Autant qu’on puisse le savoir, le premier contact entre François Hollande et Vladimir Poutine n’a pas été bon. Dommage ! La Russie est un vieux pays, ami de la France, avec lequel nous partageons de nombreux intérêts.
La pomme de discorde aurait été surtout la Syrie.
Cela amène à se poser quelques questions sur la position socialiste à ce sujet. « Nous sommes prêts à faire la guerre en Syrie si le conseil de sécurité vote une résolution dans ce sens » a dit en substance Hollande pendant la campagne et le ministre des affaires étrangères Fabius l’a redit depuis.
Ce genre de déclaration, à l’air belliqueux, était en réalité rassurante pour tous ceux qui pensent qu’une telle intervention serait hautement imprudente. Car chacun sait que ni la Russie, ni la Chine, échaudés par l’affaire libyenne où ils ont l’impression d ‘avoir été dupés, ne sont prêts à voter ce genre de résolution.
Mais Hollande n’espérait-il pas convaincre la Russie de lever son veto à l’opinion militaire ? Cela serait doublement inquiétant.
D’abord parce que cela signifierait que le nouveau pouvoir socialiste veut vraiment la guerre, alors même qu’à l’évidence, l’opinion publique ne la souhaite pas. On n’en serait pas outre mesure étonné : de Suez aux engagements de Jospin en Yougoslavie et en Afghanistan en passant par les multiples interventions de Mitterrand en Afrique, les socialistes français ont derrière eux une longue histoire belliciste.
Cela signifierait aussi que le nouveau président prend au premier degré la rhétorique humanitaire dénonçant le régime de Damas comme le pire qui soit et appelant à une « guerre humanitaire » pour y mettre fin.
Cette rhétorique s’est déjà avérée calamiteuse au Kosovo, en Irak, en Libye ; chaque fois elle a conduit à des dégâts bien supérieurs à ceux qu’on voulait éviter.
L’univers médiatique a besoin, en toute situation , même la plus compliquée, de bons et de méchants, ce qui permet commodément, avant toute enquête sur le terrain, de mettre, comme on le fait aujourd’hui en Syrie, toute atrocité sur le compte des mêmes. Cet emballement, dument manipulé par ceux qui cherchent l’ intervention militaire, peut conduire à la catastrophe.
Et quoi de plus étonnant que François Hollande marche à fond dans cette rhétorique ? N’est-il pas avant tout l’élu de cette sphère médiatique majoritairement de gauche, libérale, libertaire, humanitaire, et en définitive étroitement inféodée, plus encore que ne l’était l’équipe précédente, aux intérêts nord-américains. Il est mieux placé que quiconque pour savoir combien les hautes sphères du parti socialiste, la « haute gauche », vivent en symbiose avec cet univers médiatique au point de se confondre avec lui.
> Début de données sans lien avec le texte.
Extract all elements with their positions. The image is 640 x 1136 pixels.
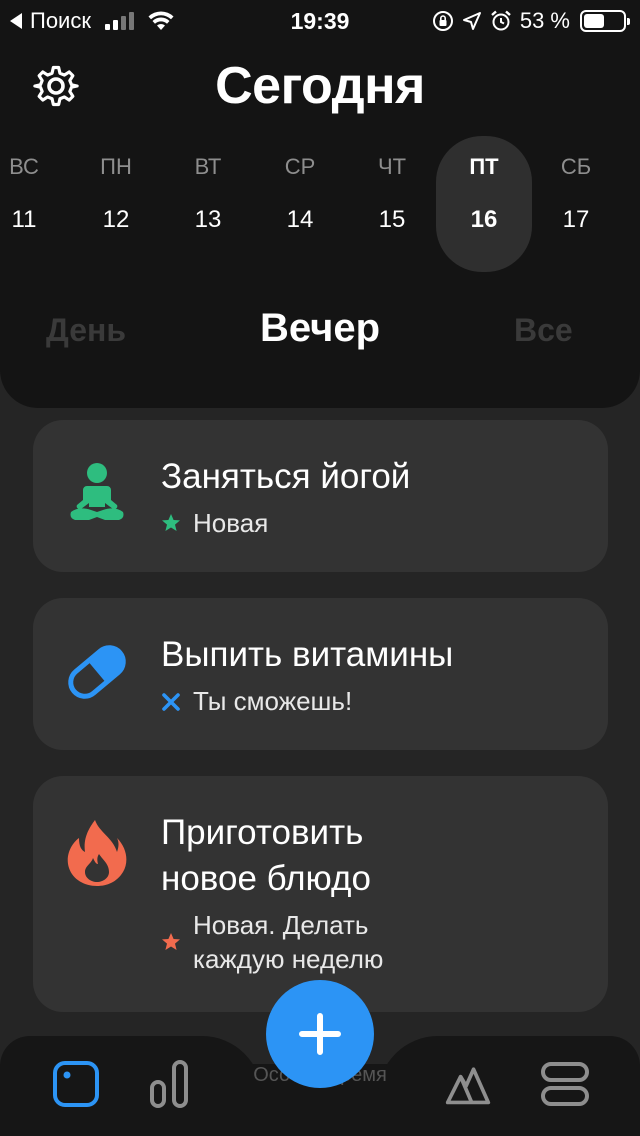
habit-card-yoga[interactable]: Заняться йогой Новая: [33, 420, 608, 572]
battery-icon: [580, 10, 630, 32]
day-name: СБ: [560, 154, 592, 179]
fire-icon: [67, 820, 127, 886]
location-icon: [462, 12, 481, 30]
day-name: ПН: [100, 154, 132, 179]
alarm-icon: [491, 10, 511, 31]
add-habit-button[interactable]: [266, 980, 374, 1088]
day-date: 15: [378, 206, 406, 233]
segment-all[interactable]: Все: [514, 312, 573, 349]
habit-status-line2: каждую неделю: [193, 944, 384, 974]
settings-menu-icon[interactable]: [540, 1060, 590, 1108]
habit-card-cooking[interactable]: Приготовить новое блюдо Новая. Делать ка…: [33, 776, 608, 1012]
day-name: СР: [284, 154, 316, 179]
rotation-lock-icon: [432, 11, 453, 31]
habit-title: Выпить витамины: [161, 635, 454, 674]
day-name: ВТ: [194, 154, 222, 179]
day-date: 11: [11, 206, 37, 233]
battery-percent: 53 %: [519, 8, 570, 33]
challenges-icon[interactable]: [444, 1060, 492, 1108]
status-bar: Поиск 19:39 53 %: [0, 0, 640, 42]
day-date: 16: [470, 206, 498, 233]
today-icon[interactable]: [52, 1060, 100, 1108]
day-date: 14: [286, 206, 314, 233]
day-saturday[interactable]: СБ 17: [530, 136, 622, 272]
habit-title: Заняться йогой: [161, 457, 411, 496]
cross-icon: [162, 693, 180, 711]
plus-icon: [299, 1013, 341, 1055]
habit-title-line1: Приготовить: [161, 813, 364, 852]
yoga-icon: [70, 463, 124, 520]
time-of-day-switcher: День Вечер Все: [0, 306, 640, 362]
star-icon: [162, 514, 180, 531]
habit-status: Новая: [161, 506, 268, 540]
day-monday[interactable]: ПН 12: [70, 136, 162, 272]
day-sunday[interactable]: ВС 11: [0, 136, 70, 272]
habit-title: Приготовить новое блюдо: [161, 810, 371, 902]
stats-icon[interactable]: [146, 1060, 194, 1108]
day-name: ЧТ: [377, 154, 407, 179]
day-date: 12: [102, 206, 130, 233]
star-icon: [162, 933, 180, 950]
habit-status: Ты сможешь!: [161, 684, 352, 718]
day-wednesday[interactable]: СР 14: [254, 136, 346, 272]
day-friday-selected[interactable]: ПТ 16: [436, 136, 532, 272]
page-title: Сегодня: [215, 57, 425, 115]
habit-status-text: Ты сможешь!: [193, 686, 353, 716]
day-date: 13: [194, 206, 222, 233]
day-name: ПТ: [469, 154, 499, 179]
habit-card-vitamins[interactable]: Выпить витамины Ты сможешь!: [33, 598, 608, 750]
habit-title-line2: новое блюдо: [161, 859, 371, 898]
week-strip: ВС 11 ПН 12 ВТ 13 СР 14 ЧТ 15 ПТ 16 СБ 1…: [0, 136, 640, 272]
day-thursday[interactable]: ЧТ 15: [346, 136, 438, 272]
day-name: ВС: [9, 154, 39, 179]
day-tuesday[interactable]: ВТ 13: [162, 136, 254, 272]
habit-status-line1: Новая. Делать: [193, 910, 369, 940]
battery-level: [584, 14, 604, 28]
day-date: 17: [562, 206, 590, 233]
habit-status: Новая. Делать каждую неделю: [161, 908, 383, 976]
habit-status-text: Новая: [193, 508, 269, 538]
pill-icon: [68, 645, 126, 699]
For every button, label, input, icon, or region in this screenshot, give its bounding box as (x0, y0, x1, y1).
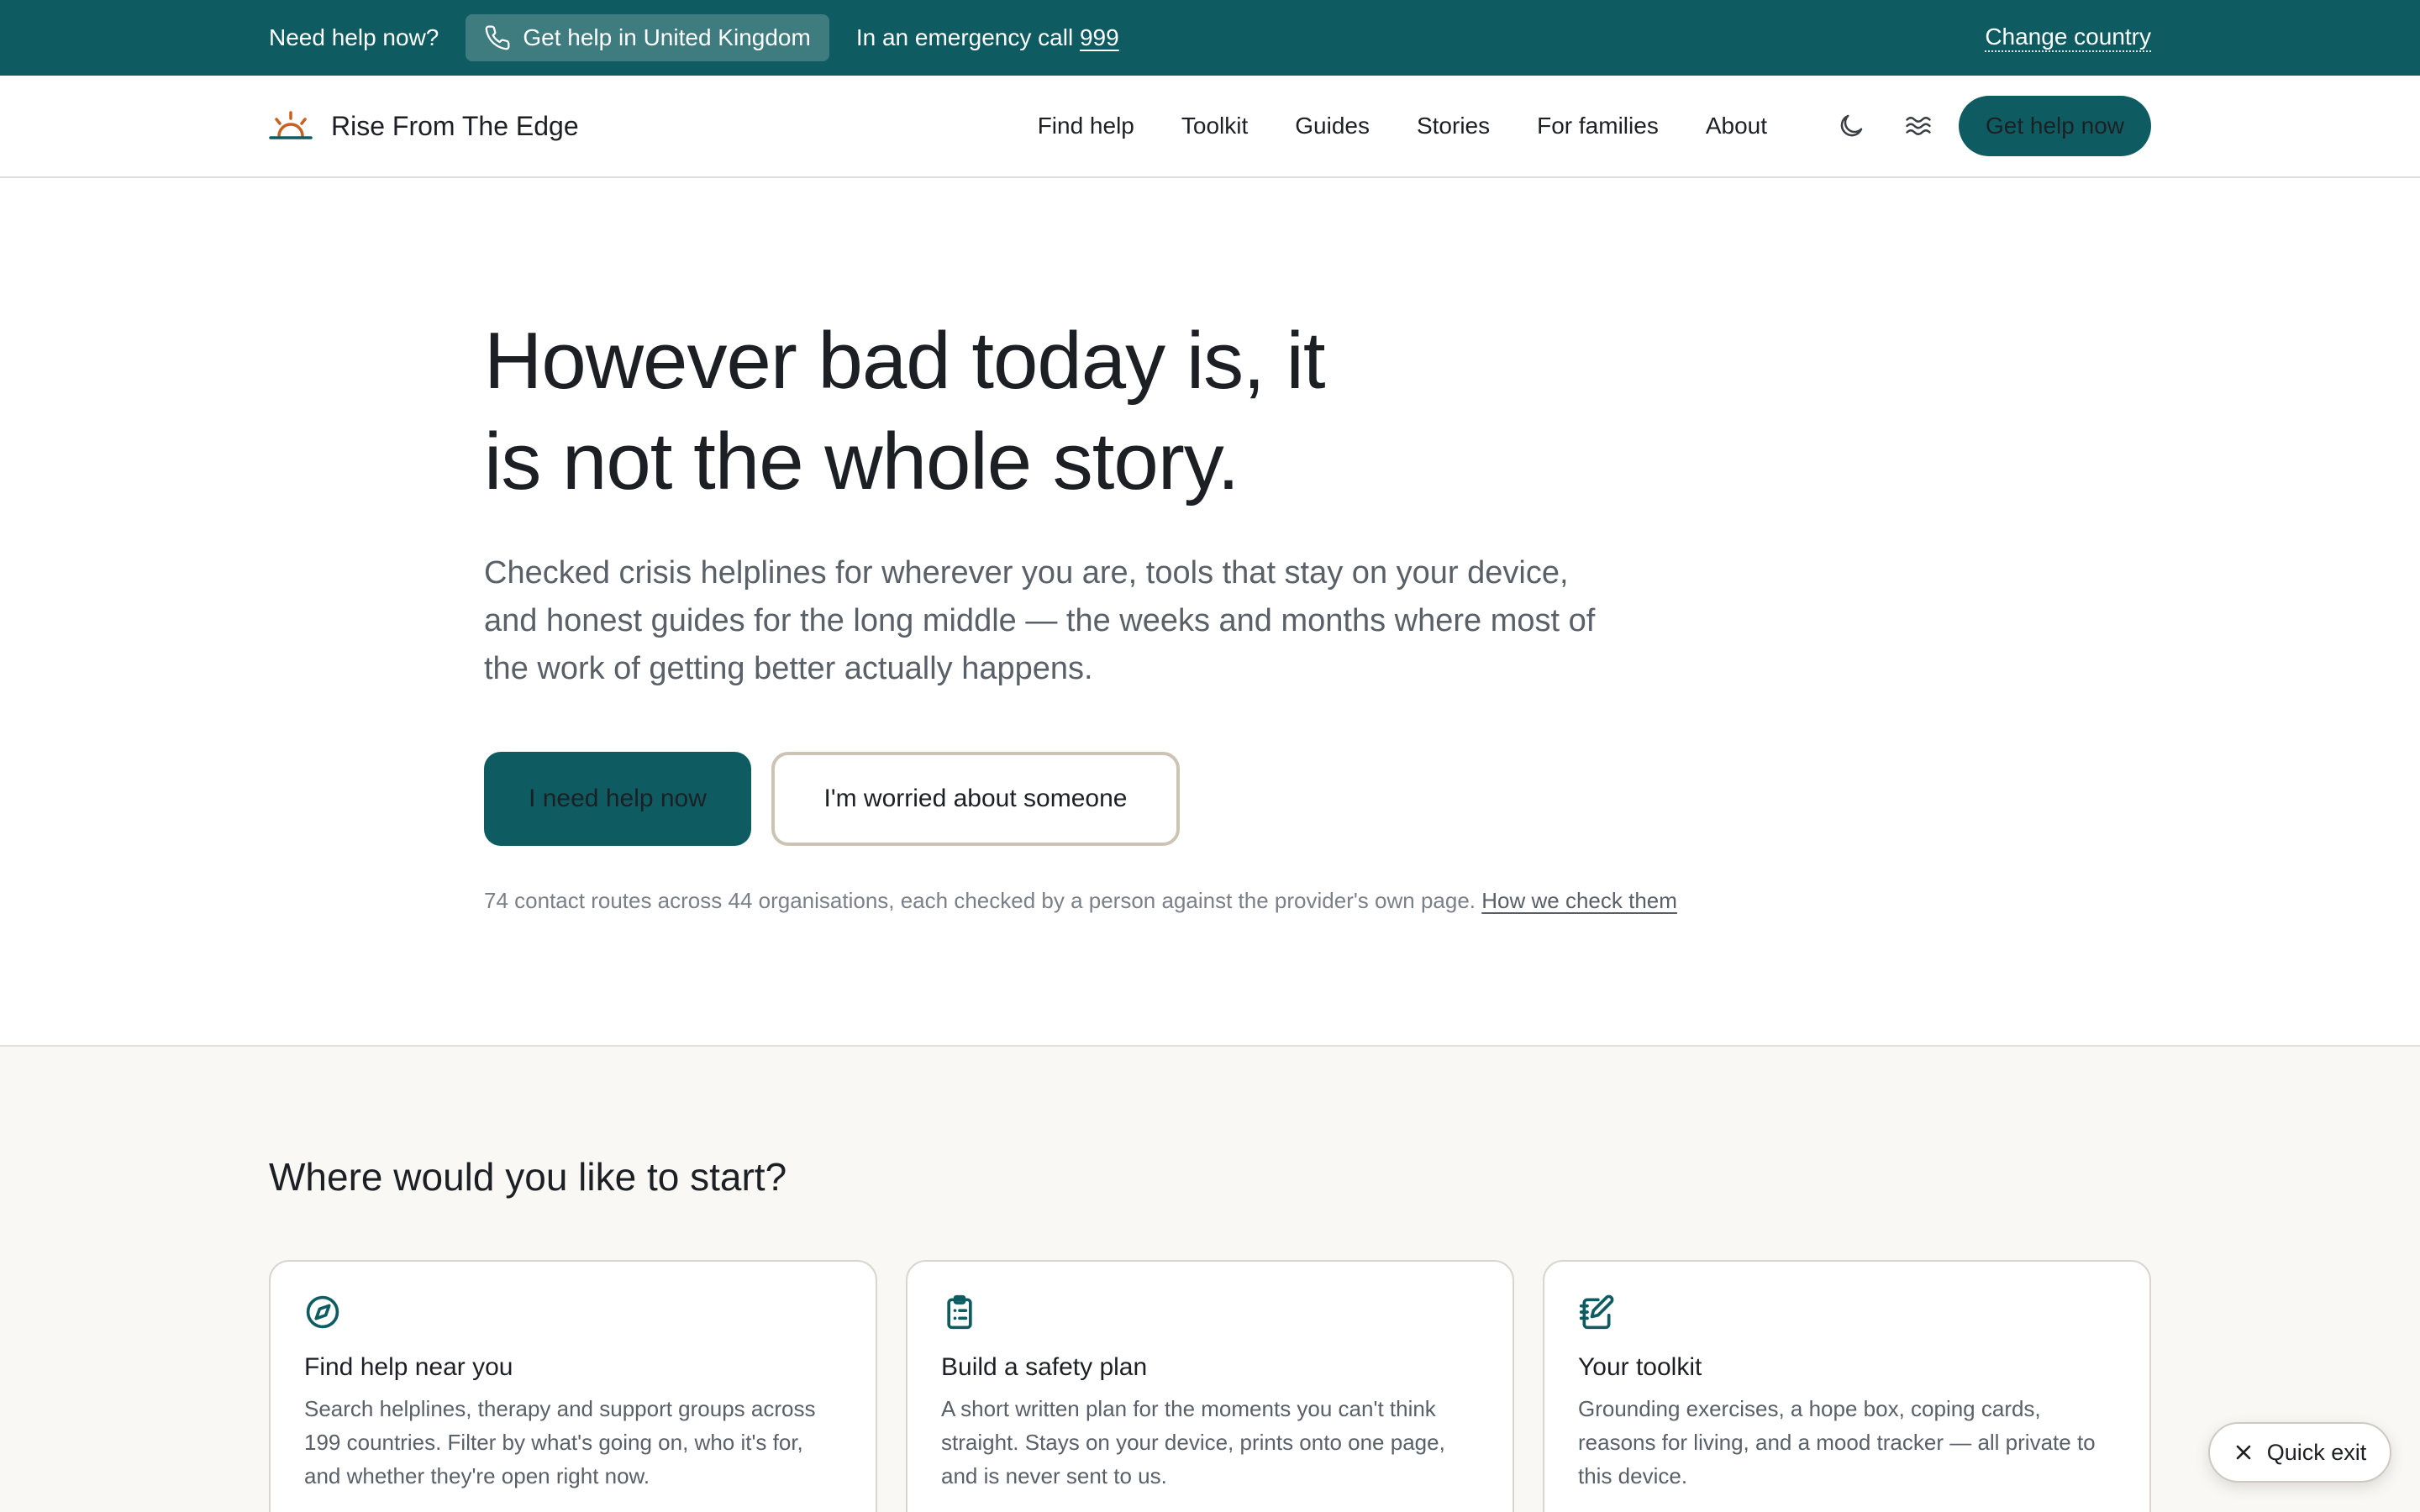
emergency-text: In an emergency call 999 (856, 24, 1119, 51)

A l’ évidence Poutine ne parle pas la même langue. Non seulement parce que l’image de la Russie est la première à pâtir des préjugés d’une partie de la presse. Mais encore parce que, homme d’Etat, de raison d’Etat, il est plus conscient que quiconque des manipulations de l’opinion mondiale ; il n’avait que faire des appels du nouveau président français à changer son opinion sur la Syrie surtout si ceux-ci ont pris la forme de leçons de morale. Les intérêts de la Russie ne sont pas que le régime d’ Assad tombe. La Russie n’est pas dupe de la campagne internationale qui conduit à mettre sur le compte de ce dernier, sans discernement, toutes les atrocités. Il n’est pas dupe non plus de voir que les champions de la démocratisation sont les monarchies du Golfe, qui elles-mêmes se maintiennent en place par une main de fer. Qu’il ait administré une leçon de de réalisme au novice n’est pas à regretter si cela doit refroidir ses ardeurs guerrières. Que les bons sentiments du nouveau président conduisent à distendre, au bénéfice d’autres naturellement, nos liens avec un pays aussi essentiel que la Russie, serait en revanche hautement regrettable.